We invited Array Networks, CipherTrust, Kavado, MultiNet Security, NetContinuum, Sanctum, Spearhead, Teros (formerly Stratum8), Ubizen, WebScurity and Whale Communications. Array Networks and Whale Communications declined to let us test their offerings. CipherTrust said it felt its product was not a good fit for this review and NetContinuum said it didn't have any units to spare. Spearhead withdrew its NetGap appliance because of a pending architecture enhancement--no sense testing the old stuff. Ubizen never responded to our invitation.

Two other vendors, Gilian and NetScaler, are not included here because Gilian didn't start offering application security modules until our tests were finished, and we were not aware of NetScaler's offerings in time for this article.
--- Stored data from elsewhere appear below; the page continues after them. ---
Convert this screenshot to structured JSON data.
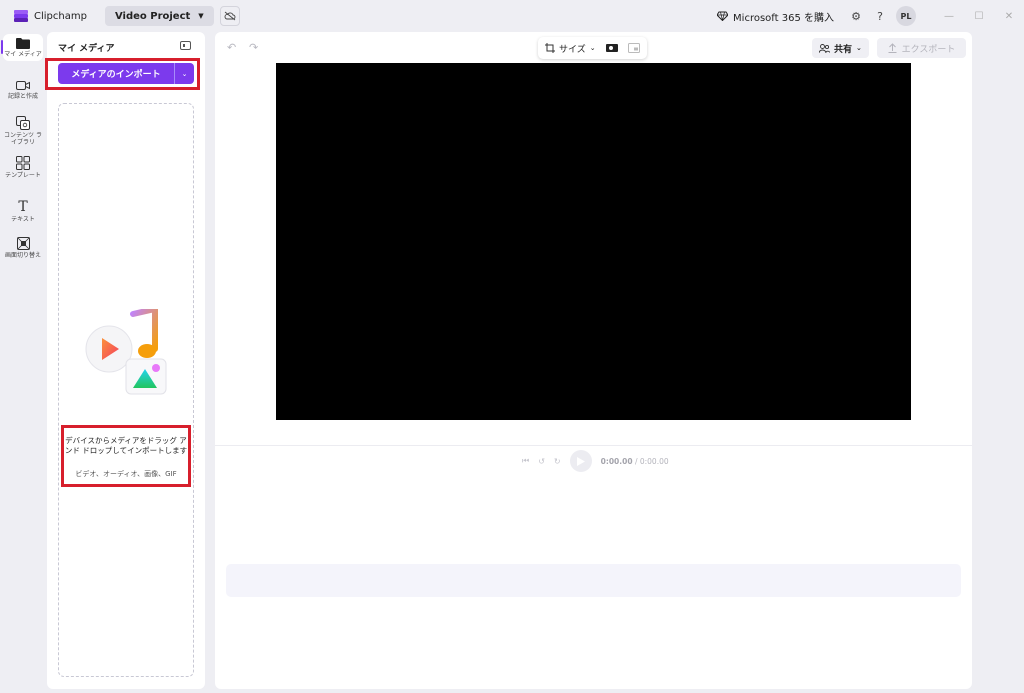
{
  "titlebar": {
    "app_name": "Clipchamp",
    "project_name": "Video Project",
    "m365_label": "Microsoft 365 を購入",
    "avatar_initials": "PL"
  },
  "rail": {
    "items": [
      {
        "label": "マイ メディア",
        "icon": "folder-icon"
      },
      {
        "label": "記録と作成",
        "icon": "video-camera-icon"
      },
      {
        "label": "コンテンツ ライブラリ",
        "icon": "library-icon"
      },
      {
        "label": "テンプレート",
        "icon": "templates-icon"
      },
      {
        "label": "テキスト",
        "icon": "text-icon"
      },
      {
        "label": "画面切り替え",
        "icon": "transitions-icon"
      }
    ]
  },
  "media_panel": {
    "title": "マイ メディア",
    "import_label": "メディアのインポート",
    "drop_text": "デバイスからメディアをドラッグ アンド ドロップしてインポートします",
    "drop_subtext": "ビデオ、オーディオ、画像、GIF"
  },
  "editor": {
    "size_label": "サイズ",
    "share_label": "共有",
    "export_label": "エクスポート",
    "time_current": "0:00.00",
    "time_total": "/ 0:00.00"
  },
  "colors": {
    "accent": "#7c3aed",
    "highlight": "#d71f2c"
  }
}
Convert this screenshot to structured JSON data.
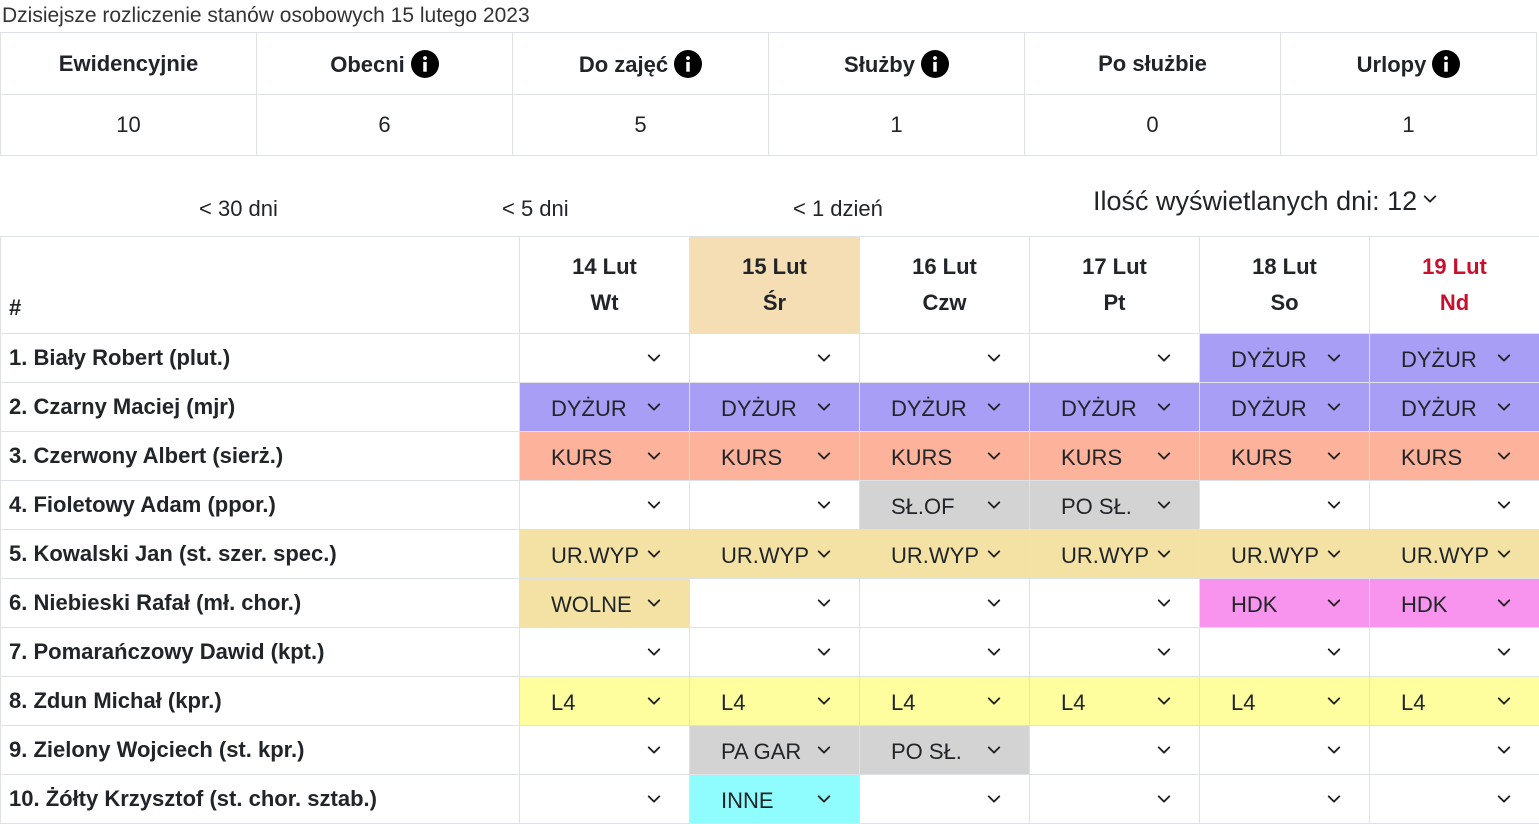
{
  "caption": "Dzisiejsze rozliczenie stanów osobowych 15 lutego 2023",
  "summary": {
    "headers": [
      "Ewidencyjnie",
      "Obecni",
      "Do zajęć",
      "Służby",
      "Po służbie",
      "Urlopy"
    ],
    "values": [
      "10",
      "6",
      "5",
      "1",
      "0",
      "1"
    ]
  },
  "nav": {
    "back30": "< 30 dni",
    "back5": "< 5 dni",
    "back1": "< 1 dzień"
  },
  "days_select": {
    "label": "Ilość wyświetlanych dni: 12"
  },
  "table": {
    "hash": "#",
    "days": [
      {
        "date": "14 Lut",
        "dow": "Wt"
      },
      {
        "date": "15 Lut",
        "dow": "Śr"
      },
      {
        "date": "16 Lut",
        "dow": "Czw"
      },
      {
        "date": "17 Lut",
        "dow": "Pt"
      },
      {
        "date": "18 Lut",
        "dow": "So"
      },
      {
        "date": "19 Lut",
        "dow": "Nd"
      }
    ],
    "rows": [
      {
        "name": "1. Biały Robert (plut.)",
        "cells": [
          "",
          "",
          "",
          "",
          "DYŻUR",
          "DYŻUR"
        ]
      },
      {
        "name": "2. Czarny Maciej (mjr)",
        "cells": [
          "DYŻUR",
          "DYŻUR",
          "DYŻUR",
          "DYŻUR",
          "DYŻUR",
          "DYŻUR"
        ]
      },
      {
        "name": "3. Czerwony Albert (sierż.)",
        "cells": [
          "KURS",
          "KURS",
          "KURS",
          "KURS",
          "KURS",
          "KURS"
        ]
      },
      {
        "name": "4. Fioletowy Adam (ppor.)",
        "cells": [
          "",
          "",
          "SŁ.OF",
          "PO SŁ.",
          "",
          ""
        ]
      },
      {
        "name": "5. Kowalski Jan (st. szer. spec.)",
        "cells": [
          "UR.WYP",
          "UR.WYP",
          "UR.WYP",
          "UR.WYP",
          "UR.WYP",
          "UR.WYP"
        ]
      },
      {
        "name": "6. Niebieski Rafał (mł. chor.)",
        "cells": [
          "WOLNE",
          "",
          "",
          "",
          "HDK",
          "HDK"
        ]
      },
      {
        "name": "7. Pomarańczowy Dawid (kpt.)",
        "cells": [
          "",
          "",
          "",
          "",
          "",
          ""
        ]
      },
      {
        "name": "8. Zdun Michał (kpr.)",
        "cells": [
          "L4",
          "L4",
          "L4",
          "L4",
          "L4",
          "L4"
        ]
      },
      {
        "name": "9. Zielony Wojciech (st. kpr.)",
        "cells": [
          "",
          "PA GAR",
          "PO SŁ.",
          "",
          "",
          ""
        ]
      },
      {
        "name": "10. Żółty Krzysztof (st. chor. sztab.)",
        "cells": [
          "",
          "INNE",
          "",
          "",
          "",
          ""
        ]
      }
    ]
  },
  "colors": {
    "DYŻUR": "#a89ef5",
    "KURS": "#fdb39b",
    "SŁ.OF": "#d3d3d3",
    "PO SŁ.": "#d3d3d3",
    "PA GAR": "#d3d3d3",
    "UR.WYP": "#f3e2a3",
    "WOLNE": "#f3e2a3",
    "HDK": "#f994ee",
    "L4": "#fefe9e",
    "INNE": "#8ffcfe",
    "today_header": "#f5deb3",
    "sunday_text": "#c8102e"
  },
  "icons": [
    "info-icon",
    "chevron-down-icon"
  ]
}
In addition, there are many host-based Web security products, including eEye SecureIIS and Microsoft UrlScan, that we didn't test because we focused only on proxy-based Web application firewalls.

We gathered Kavado's InterDo, MultiNet's iSecureWeb, Sanctum's AppShield, Teros' APS and WebScurity's webApp.Secure in our Chicago Neohapsis partner labs and tasked them with protecting two horribly insecure test Web sites (for details see "How We Tested Web Security Proxies").

Successful attack prevention was not our only comparison criteria; product configuration flexibility is crucial as well. In theory, these products are similar to regular network firewalls: Open too little and you impact traffic; open too much and you expose your network to security risks. In reality, however, Web security proxies are much more complex than network firewalls, and their configuration can be tricky. The proxy must understand the inner workings of your Web applications. If your security configuration is not symbiotic with your Web applications, you risk leaving vulnerabilities exposed. Therefore, the easier it is to adapt the product to your site, the stronger your security will be.

Plan Before You Deploy

After months of testing, we found that adding a Web security proxy will give you a defensive advantage only if the configuration is perfectly tuned. Deciding which security proxy to deploy depends largely on the Web applications you're protecting; in fact, to gain the highest level of security, you should design your Web sites and applications in concert with the nuances of your selected security proxy. Here are a few tips:

Attack LineUp click to enlarge

• Separate your Web apps. Global configuration limitations mean that accommodating one application may reduce the protection of another. The solution: Separate large, complex Web applications and deploy multiple security proxies, each tuned for the security needs of its application. Global configurations for an online e-commerce site differ widely from those for an intranet running Microsoft Exchange OWA (Outlook Web Access); using a single security proxy to protect both results in one-size-fits-all protection. You could do better.

• Implement client-side form-field filtering. Many security proxies abruptly halt insecure HTML form data submissions, possibly confusing or scaring off users who accidentally include restricted characters. You will need to implement client-side form-field filtering via active scripting to keep users from accidentally triggering malicious character alerts.

• Beware proprietary data formats. There's little help available for applications that tunnel proprietary data formats via HTTP, such as Microsoft RDS (Remote Data Service) or Java RMI (Remote Method Invocation). You may be able to get a security proxy to pass the arbitrary data, but don't expect the proxy to secure it let alone understand it. For example, none of the products we tested could defend against our vulnerable FrontPage Web site because the products didn't understand the proprietary RPC (Remote Procedure Call) mechanism used by FrontPage.

• Check your HTML. Some proxies parse HTML pages as they are sent to the client. Using well-formed HTML and avoiding client-side JavaScript form manipulation helps the proxy understand your application better, and thus protect you better.

• Run security tests. Have your configuration reviewed or have a security-penetration test performed against the deployed security proxy to ensure the configuration is sound. One wrong regular-expression rule can leave your site vulnerable, but it may not be obvious. Contracting a standard Web application security assessment with any of the numerous security-services companies on the market is a start--if they find any vulnerabilities in the (supposedly) protected Web site, you know the security proxy is not configured properly. In addition, some security-proxy vendors offer configuration training and on-site implementation review. Some, like Teros, even include this in the initial purchase cost.

Features click to enlarge

• Patch your servers. Finally, security proxies do not negate the need to patch your servers. Removing the vulnerability is always a better solution than merely denying access to it (see "PatchLink Helps Keep Windows Closed").

Go Deep

By adding a security proxy, you erect one more layer between you and would-be attackers. If you implement this layer effectively, you will be able to protect against Web vulnerabilities to which you were previously susceptible.

The products we tested had pluses and minuses in different environments, and none is the security silver bullet we'd dreamt of. The Teros-100 APS is only a solid median solution, iSecureWeb is complex to configure, and webApp.Secure is not complex enough. The battle came down to two--Kavado InterDo and Sanctum AppShield--which tied on points. And though InterDo is easier to handle and offers more features, its lack of protection for dynamic form values cost it the trophy. We gave AppShield our Editor's Choice award.